This is a Rust crate to cut VCF (variant call files) into smaller batches, intended to be used for multiprocessing or distributed computing.
Depending on what your goals are, you can use this tool as a CLI or as a library in 🦀️ Rust or 🐍️ Python.
In order to install the program as a CLI, you will need to have cargo
installed.
Instructions to install cargo
Once you have it, you can run the following command in your terminal to install the VCF batcher.
cargo install vcf_batcher
In order to install the tool as a rust crate, you can add it to your Cargo.toml
dependencies or
run:
cargo add vcf_batcher
You can find the crate documentation on docs.rs.

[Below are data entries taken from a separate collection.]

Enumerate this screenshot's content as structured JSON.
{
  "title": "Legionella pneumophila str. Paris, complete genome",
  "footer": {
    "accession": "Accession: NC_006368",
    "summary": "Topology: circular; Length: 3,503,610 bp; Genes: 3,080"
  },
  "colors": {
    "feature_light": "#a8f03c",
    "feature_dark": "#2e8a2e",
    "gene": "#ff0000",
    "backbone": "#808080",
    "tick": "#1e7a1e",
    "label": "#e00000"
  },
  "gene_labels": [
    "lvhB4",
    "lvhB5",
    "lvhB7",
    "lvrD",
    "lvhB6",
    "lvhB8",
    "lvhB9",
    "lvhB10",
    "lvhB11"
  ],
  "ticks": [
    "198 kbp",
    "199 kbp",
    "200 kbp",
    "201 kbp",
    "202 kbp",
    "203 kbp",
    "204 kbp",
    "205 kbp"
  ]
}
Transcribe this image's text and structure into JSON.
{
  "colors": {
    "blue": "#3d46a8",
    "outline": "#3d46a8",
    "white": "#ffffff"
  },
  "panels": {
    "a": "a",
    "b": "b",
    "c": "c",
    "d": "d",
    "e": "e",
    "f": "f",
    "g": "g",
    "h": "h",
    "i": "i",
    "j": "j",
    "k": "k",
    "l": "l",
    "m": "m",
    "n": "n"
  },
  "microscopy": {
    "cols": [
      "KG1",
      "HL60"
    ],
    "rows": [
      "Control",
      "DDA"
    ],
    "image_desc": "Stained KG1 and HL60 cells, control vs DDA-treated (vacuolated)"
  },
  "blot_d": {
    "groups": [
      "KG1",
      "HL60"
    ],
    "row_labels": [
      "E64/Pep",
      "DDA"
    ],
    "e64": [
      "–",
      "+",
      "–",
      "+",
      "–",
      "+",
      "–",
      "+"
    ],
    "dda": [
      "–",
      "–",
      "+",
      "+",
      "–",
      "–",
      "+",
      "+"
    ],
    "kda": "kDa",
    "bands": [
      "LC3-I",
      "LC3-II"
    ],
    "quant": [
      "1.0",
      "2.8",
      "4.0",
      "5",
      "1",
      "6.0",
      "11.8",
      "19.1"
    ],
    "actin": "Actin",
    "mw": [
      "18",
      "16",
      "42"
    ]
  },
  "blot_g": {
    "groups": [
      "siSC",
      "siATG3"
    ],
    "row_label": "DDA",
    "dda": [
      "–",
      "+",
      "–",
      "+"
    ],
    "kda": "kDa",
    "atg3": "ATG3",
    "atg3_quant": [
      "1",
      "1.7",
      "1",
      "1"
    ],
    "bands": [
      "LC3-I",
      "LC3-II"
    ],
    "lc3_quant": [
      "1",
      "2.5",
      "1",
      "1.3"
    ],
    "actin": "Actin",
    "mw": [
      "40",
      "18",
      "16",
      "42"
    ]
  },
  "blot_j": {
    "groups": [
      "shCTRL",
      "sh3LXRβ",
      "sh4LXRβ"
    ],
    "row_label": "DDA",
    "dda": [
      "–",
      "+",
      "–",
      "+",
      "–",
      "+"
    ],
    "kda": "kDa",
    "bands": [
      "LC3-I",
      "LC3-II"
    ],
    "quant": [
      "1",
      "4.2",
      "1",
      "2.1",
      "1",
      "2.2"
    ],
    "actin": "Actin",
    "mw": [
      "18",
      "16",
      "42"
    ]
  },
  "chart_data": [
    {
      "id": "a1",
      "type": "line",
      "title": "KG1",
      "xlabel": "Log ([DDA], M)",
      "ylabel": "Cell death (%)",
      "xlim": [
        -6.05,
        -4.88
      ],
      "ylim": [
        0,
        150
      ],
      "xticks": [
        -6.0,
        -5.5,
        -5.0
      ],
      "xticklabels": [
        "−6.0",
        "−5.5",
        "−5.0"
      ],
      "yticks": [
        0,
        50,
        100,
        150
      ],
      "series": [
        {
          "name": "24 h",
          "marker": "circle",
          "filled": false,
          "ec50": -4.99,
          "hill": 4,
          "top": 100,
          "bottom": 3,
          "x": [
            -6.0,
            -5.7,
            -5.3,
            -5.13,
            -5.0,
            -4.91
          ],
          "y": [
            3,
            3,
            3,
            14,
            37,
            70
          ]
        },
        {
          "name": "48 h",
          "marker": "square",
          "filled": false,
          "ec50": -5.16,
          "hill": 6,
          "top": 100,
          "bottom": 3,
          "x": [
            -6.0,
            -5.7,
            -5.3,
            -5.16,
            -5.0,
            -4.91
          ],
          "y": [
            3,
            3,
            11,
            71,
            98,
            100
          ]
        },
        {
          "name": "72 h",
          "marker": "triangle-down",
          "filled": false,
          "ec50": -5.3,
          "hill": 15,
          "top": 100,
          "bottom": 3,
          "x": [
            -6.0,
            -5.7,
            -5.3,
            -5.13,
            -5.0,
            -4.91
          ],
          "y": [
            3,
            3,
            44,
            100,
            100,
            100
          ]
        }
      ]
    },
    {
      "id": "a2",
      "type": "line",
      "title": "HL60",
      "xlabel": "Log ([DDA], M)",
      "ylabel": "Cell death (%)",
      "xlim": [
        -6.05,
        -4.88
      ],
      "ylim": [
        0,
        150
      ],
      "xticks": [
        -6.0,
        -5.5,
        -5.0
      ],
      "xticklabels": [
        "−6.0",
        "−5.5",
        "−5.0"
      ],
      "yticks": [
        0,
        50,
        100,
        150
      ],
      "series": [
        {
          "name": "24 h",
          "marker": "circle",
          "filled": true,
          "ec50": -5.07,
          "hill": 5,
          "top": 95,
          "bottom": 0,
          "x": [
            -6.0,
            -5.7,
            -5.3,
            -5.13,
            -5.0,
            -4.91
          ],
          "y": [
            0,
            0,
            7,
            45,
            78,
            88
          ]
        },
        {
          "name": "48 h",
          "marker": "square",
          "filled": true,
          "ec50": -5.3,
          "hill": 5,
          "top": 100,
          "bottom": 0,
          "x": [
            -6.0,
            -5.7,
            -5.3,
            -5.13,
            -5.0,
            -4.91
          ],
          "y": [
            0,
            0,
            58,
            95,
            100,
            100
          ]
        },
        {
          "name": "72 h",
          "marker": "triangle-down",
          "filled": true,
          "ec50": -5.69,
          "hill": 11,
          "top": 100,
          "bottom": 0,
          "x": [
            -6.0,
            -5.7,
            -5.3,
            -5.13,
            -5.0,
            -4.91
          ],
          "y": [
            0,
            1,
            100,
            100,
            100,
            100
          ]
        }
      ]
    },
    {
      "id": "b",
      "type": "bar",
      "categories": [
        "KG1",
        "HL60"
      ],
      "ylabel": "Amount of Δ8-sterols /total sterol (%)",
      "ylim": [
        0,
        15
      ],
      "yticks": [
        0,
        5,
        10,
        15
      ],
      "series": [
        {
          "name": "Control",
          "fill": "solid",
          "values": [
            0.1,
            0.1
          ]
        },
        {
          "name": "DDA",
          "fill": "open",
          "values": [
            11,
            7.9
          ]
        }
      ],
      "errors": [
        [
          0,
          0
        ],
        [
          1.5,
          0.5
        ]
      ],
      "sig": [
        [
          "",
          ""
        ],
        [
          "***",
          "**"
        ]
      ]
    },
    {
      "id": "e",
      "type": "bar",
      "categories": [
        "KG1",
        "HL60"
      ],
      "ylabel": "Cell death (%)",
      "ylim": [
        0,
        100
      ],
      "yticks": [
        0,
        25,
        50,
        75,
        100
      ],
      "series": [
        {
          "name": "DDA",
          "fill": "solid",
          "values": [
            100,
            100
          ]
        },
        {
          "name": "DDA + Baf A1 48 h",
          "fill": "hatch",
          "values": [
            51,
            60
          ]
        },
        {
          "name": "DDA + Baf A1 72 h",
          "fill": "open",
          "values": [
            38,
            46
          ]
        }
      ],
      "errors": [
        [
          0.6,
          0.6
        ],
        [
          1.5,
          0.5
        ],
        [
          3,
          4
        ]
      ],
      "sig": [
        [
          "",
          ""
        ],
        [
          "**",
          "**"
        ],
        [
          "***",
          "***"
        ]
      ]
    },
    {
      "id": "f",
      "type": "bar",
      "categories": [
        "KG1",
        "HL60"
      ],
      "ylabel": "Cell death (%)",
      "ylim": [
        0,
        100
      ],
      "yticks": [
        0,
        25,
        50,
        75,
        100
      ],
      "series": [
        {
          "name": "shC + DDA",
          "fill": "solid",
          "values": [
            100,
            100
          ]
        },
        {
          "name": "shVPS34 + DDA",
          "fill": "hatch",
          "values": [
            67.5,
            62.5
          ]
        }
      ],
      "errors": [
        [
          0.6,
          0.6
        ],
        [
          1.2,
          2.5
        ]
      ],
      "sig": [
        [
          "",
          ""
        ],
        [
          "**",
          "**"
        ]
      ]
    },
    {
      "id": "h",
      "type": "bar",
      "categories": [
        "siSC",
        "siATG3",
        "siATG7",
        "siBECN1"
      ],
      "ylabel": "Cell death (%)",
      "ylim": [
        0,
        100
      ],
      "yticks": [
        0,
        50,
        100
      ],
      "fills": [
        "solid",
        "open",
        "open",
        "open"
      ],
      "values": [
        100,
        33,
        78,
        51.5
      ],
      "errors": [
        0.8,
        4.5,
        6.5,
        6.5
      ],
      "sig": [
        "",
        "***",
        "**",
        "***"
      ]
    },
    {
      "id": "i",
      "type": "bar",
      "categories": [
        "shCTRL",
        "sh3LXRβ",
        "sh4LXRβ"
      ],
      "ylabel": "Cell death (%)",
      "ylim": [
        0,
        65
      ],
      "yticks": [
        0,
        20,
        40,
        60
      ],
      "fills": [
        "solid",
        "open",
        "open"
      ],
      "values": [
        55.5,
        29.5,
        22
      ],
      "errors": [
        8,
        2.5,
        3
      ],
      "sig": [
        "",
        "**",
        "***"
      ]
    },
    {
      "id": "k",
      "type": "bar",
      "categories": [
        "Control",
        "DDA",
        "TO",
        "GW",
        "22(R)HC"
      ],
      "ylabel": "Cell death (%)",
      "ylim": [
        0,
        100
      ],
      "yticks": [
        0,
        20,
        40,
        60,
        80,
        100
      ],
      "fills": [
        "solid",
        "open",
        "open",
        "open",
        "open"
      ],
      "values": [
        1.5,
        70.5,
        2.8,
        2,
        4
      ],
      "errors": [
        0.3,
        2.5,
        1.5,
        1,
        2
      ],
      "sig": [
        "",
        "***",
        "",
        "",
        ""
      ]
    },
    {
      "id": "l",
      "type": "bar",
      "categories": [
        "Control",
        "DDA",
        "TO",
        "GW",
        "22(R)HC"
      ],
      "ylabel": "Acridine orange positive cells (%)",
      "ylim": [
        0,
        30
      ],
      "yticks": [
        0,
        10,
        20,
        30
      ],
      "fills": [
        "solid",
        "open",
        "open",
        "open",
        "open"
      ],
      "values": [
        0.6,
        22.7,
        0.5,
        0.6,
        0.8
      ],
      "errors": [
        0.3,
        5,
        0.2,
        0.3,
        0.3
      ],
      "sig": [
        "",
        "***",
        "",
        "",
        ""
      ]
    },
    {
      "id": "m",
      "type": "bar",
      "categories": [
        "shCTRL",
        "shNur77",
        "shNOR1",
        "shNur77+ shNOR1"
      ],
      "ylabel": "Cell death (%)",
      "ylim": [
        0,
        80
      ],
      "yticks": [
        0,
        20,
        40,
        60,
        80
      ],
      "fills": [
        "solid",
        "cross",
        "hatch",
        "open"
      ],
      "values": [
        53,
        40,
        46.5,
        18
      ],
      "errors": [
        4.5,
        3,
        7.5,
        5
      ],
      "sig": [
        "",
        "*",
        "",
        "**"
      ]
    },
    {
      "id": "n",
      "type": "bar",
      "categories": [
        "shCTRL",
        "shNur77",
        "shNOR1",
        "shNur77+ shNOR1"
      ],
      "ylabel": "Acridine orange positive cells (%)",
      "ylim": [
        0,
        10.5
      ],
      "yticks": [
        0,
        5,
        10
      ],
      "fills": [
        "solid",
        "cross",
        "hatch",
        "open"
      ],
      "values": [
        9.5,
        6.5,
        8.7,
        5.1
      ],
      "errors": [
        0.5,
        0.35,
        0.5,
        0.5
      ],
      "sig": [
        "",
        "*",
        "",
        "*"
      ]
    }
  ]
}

We provide python bindings for the VCF batcher which can be installed via pip
.
pip install vcf-batcher
Using the CLI after installing can be done through the vcf_batcher_cli
command.
vcf_batcher_cli path/to/your_file.vcf path/to/ouput/directory
By default, this will create batches with 25'000 samples each. If you'd like to override this
default, you can do so by providing a custom --batch-size
or -b
argument:
vcf_batcher_cli -b 1000 path/to/your_file.vcf path/to/ouput/directory
After installing either the rust crate or python module, you can use the provided function.
pub fn extract_variants_to_batches(
file_path: &str,
batch_size: usize,
output_path: &Path,
compression_level: Option<Compression>
)
vcf_batcher.py_extract_variants_to_batches(
input_file,
batches_folder,
batch_size,
)
The software is licensed under the MIT License.